Diguyur Hujan, 10 Ribu Pengunjung Tetap Padati PRSU 2026 Tonton Konser Raim Laode

Editor Satu • Minggu, 12 Juli 2026 | 13:05 WIB
 Sekitar 10 ribu pengunjung memadati kawasan Pekan Raya Sumatera Utara (PRSU) 2026 untuk menyaksikan penampilan Raim Laode dan Nufix di Panggung Utama meski hujan mengguyur Kota Medan, Sabtu malam (11/7/2026). (foto: diskominfo sumut)
Sekitar 10 ribu pengunjung memadati kawasan Pekan Raya Sumatera Utara (PRSU) 2026 untuk menyaksikan penampilan Raim Laode dan Nufix di Panggung Utama meski hujan mengguyur Kota Medan, Sabtu malam (11/7/2026). (foto: diskominfo sumut)

MEDAN, METRODAILY – Hujan deras yang mengguyur kawasan Pekan Raya Sumatera Utara (PRSU) 2026 tak mampu membendung antusiasme masyarakat.

Memasuki hari kedelapan penyelenggaraan, sekitar 10 ribu pengunjung tetap memadati area PRSU hingga larut malam untuk menyaksikan penampilan Raim Laode dan Nufix di Panggung Utama, Sabtu (11/7/2026).

Meski cuaca kurang bersahabat, ribuan penonton tetap bertahan menikmati konser. Mereka bernyanyi bersama, mengabadikan momen dengan telepon genggam, dan larut dalam suasana meriah sepanjang penampilan kedua musisi tersebut.

Usai tampil, Raim Laode mengaku terkesan dengan antusiasme masyarakat Medan yang tetap memenuhi area konser meski hujan turun cukup deras.
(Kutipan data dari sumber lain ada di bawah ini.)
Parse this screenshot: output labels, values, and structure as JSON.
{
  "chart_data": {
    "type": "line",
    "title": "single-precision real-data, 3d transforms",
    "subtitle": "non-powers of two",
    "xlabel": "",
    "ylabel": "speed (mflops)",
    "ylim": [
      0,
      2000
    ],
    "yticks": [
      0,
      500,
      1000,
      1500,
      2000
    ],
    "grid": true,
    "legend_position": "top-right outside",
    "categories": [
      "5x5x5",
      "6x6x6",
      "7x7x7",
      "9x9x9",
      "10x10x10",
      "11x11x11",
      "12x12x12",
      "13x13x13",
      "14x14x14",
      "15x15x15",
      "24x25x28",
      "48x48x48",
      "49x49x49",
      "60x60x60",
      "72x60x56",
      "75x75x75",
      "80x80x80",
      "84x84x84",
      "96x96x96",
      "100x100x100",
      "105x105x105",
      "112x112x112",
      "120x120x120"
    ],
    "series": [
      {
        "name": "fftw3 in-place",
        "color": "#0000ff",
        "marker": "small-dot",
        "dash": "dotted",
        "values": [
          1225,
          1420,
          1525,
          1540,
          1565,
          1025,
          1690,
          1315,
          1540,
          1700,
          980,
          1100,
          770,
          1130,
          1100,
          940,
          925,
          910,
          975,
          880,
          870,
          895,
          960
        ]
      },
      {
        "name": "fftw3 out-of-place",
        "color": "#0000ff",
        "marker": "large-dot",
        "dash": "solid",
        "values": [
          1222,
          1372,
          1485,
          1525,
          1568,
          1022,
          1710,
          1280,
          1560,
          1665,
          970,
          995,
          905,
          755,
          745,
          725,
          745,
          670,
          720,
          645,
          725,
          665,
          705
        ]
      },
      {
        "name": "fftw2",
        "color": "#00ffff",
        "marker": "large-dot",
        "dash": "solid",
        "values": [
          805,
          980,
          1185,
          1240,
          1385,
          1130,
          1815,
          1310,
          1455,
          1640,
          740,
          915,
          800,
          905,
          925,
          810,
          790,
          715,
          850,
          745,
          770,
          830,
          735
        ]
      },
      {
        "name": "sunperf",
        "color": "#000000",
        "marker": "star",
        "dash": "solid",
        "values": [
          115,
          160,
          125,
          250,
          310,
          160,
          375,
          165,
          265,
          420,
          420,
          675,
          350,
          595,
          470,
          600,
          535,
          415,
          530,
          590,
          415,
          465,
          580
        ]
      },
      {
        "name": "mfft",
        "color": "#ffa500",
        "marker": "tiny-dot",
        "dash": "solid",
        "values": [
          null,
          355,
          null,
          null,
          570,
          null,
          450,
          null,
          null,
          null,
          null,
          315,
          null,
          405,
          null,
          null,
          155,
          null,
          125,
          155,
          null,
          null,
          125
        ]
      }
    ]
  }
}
"Jangan ajari orang Medan bersilaturahim. Orang Medan, mau ada hujan badai, kalau ingin berjumpa dia maju paling depan. Dan saya sudah rasakan malam hari ini, hujan badai tetap kita senang-senang," ujar Raim.

Perjuangan Peserta dari Daerah

Di tengah kemeriahan konser, peserta Lomba Dance Kontemporer PRSU 2026 juga ikut menikmati suasana setelah menyelesaikan kompetisi yang menjadi bagian dari rangkaian kegiatan PRSU.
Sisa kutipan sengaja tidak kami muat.